One day, I turned on the TV and searched for a news channel. Didn't go to work again today.
As i was switching channels, I stopped clicking when Jennie is on the news. She's in a fashion event in Seoul and being interviewed. Her bump is slightly showing up. It's small and Jennie still looks so sexy. I increased the volume and listened to her while i am drinking my 7th bottle of beer in the couch.

Reporter: Mrs. Manoban, are the rumors true about you and the General? You're already divorced?

Jennie smiled at her and answered the questions confidently.

Jennie: No. Not true at all. We are still married.

She said and smiled.

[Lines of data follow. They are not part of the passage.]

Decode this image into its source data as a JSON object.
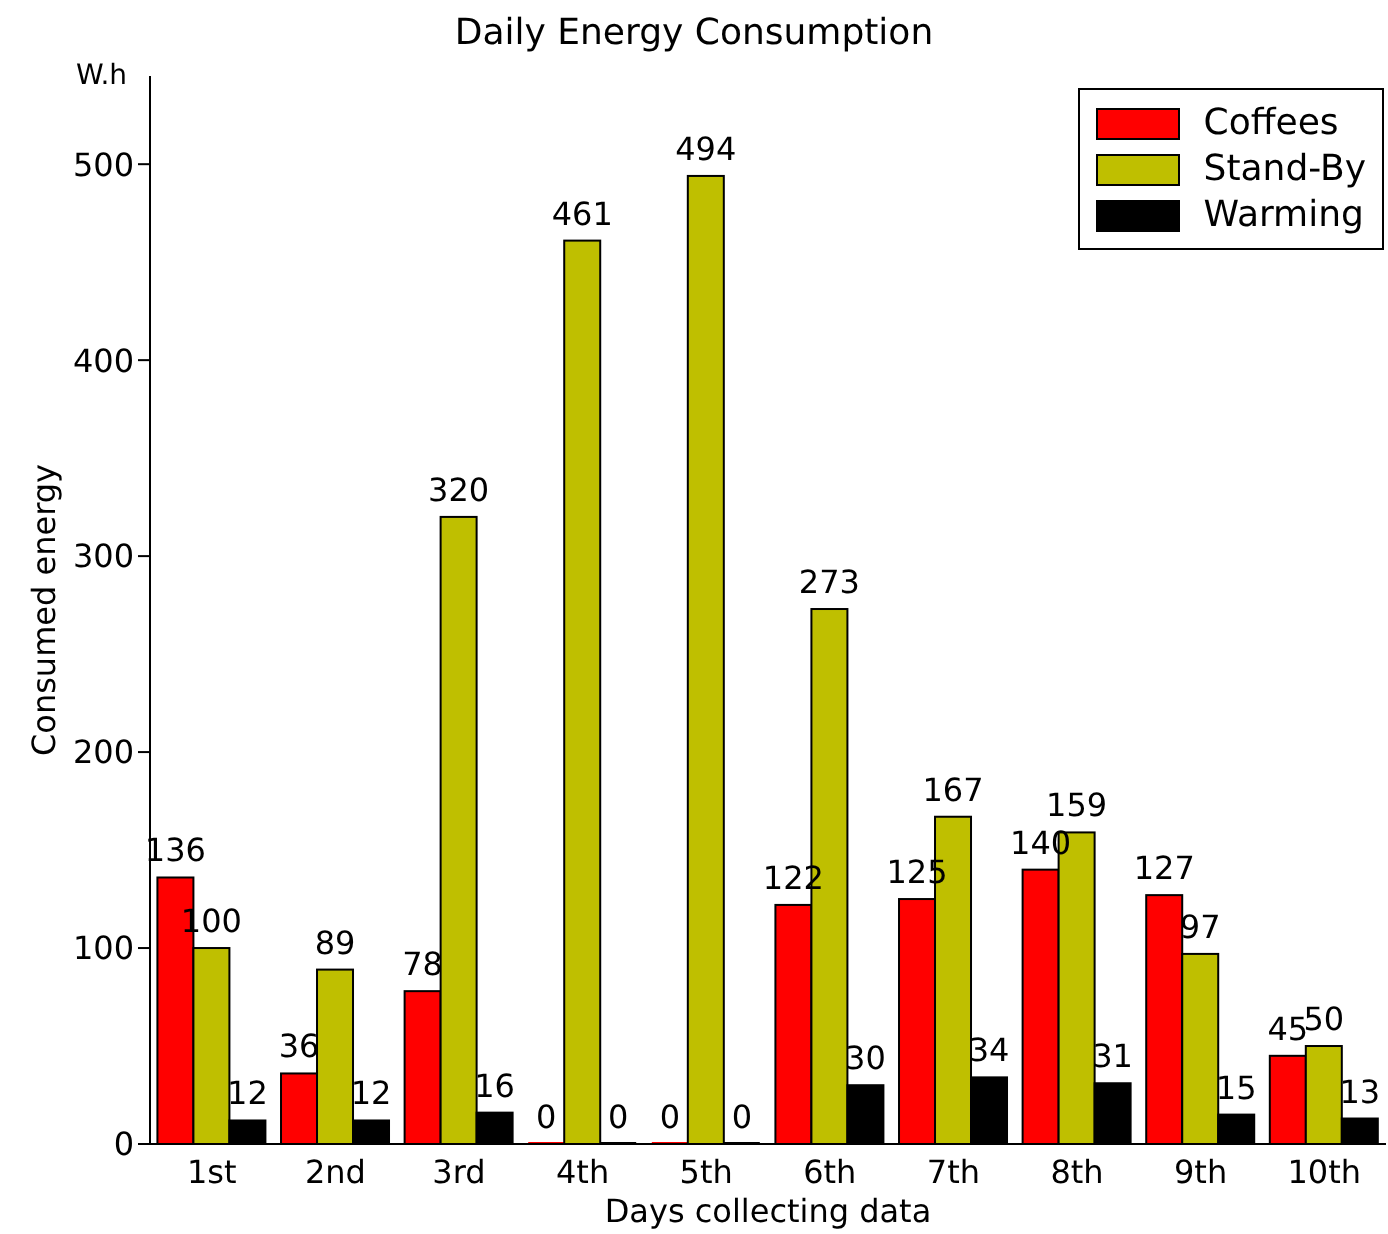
{
  "chart_data": {
    "type": "bar",
    "title": "Daily Energy Consumption",
    "xlabel": "Days collecting data",
    "ylabel": "Consumed energy",
    "annotations": [
      "W.h"
    ],
    "categories": [
      "1st",
      "2nd",
      "3rd",
      "4th",
      "5th",
      "6th",
      "7th",
      "8th",
      "9th",
      "10th"
    ],
    "series": [
      {
        "name": "Coffees",
        "color": "#ff0000",
        "values": [
          136,
          36,
          78,
          0,
          0,
          122,
          125,
          140,
          127,
          45
        ]
      },
      {
        "name": "Stand-By",
        "color": "#bfbf00",
        "values": [
          100,
          89,
          320,
          461,
          494,
          273,
          167,
          159,
          97,
          50
        ]
      },
      {
        "name": "Warming",
        "color": "#000000",
        "values": [
          12,
          12,
          16,
          0,
          0,
          30,
          34,
          31,
          15,
          13
        ]
      }
    ],
    "ylim": [
      0,
      545
    ],
    "yticks": [
      0,
      100,
      200,
      300,
      400,
      500
    ],
    "grid": false,
    "legend": "top right",
    "data_labels": true
  }
}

Protecting me.

R: What can you say about her recent failed mission that took two of his men's lives?

Jennie: Lisa has always been the General who makes sure we are all safe. But she is also a human being. She gets tired too. She gets hurt. She fails. She wins. In short, this is what we call life. I believe everything happens for a reason and I am sure, Lisa did her best.

Yes. I did. But my best wasn't good enough.

I have been absent for few weeks already, well, with alternate days. I don't feel like going to work. I just wanted to drink, lie down in bed, listen to silence and stare blankly on the ceiling. It has been my routine.

My body is too weak that I couldn't focus on our recent operation and we failed.

My parents would visit me but I just go back to bed when they're downstairs cleaning my house because i have no strength anymore.

The pain is still here. Still killing me softly inside.
Guilt is even my second name already.

I only get to smile whenever I would pick her up for her check up. The Doctor said we will know the gender next month.

Jennie is still good to me. Though she avoids to look at me in the eyes most of the time. She is casual to me and I am just being myself whenever i'm with her.

There was a time when we ate in a restaurant after one of her check ups. We were approached by some strangers and asked us if it is true that we separated already. Jennie was the one who answered them.

Everytime she's asked by people about her wedding ring, she would answer she kept it as she has gained a little weight and it feels a little tight on her finger.

Sometimes i would really feel bad when I am seeing her protecting me from the media. She protects my position, me as a person and my own personal life. Until now, I am still wondering what did I do to deserve her? What I did was hurt her and put her in pain that I don't know how she manage to deal with every night. I am more guilty.

There are days that i would just prefer drinking than eating. I still couldn't accept what has become of us. I am scared that one day this separation would really lead to divorce. Jennie said she will but not now. She still cares for me. But with love, it's no longer the love she has for me anymore.

How can I push myself to her when all I did was hurt her. I checked on her everyday through Dad. He said she's always making sure her pregnancy is the priority. But Dad said, Jennie is still crying everyday. She remembers what i did everyday.



One morning, i got a sad news from the government .
They sent me a letter of suspension.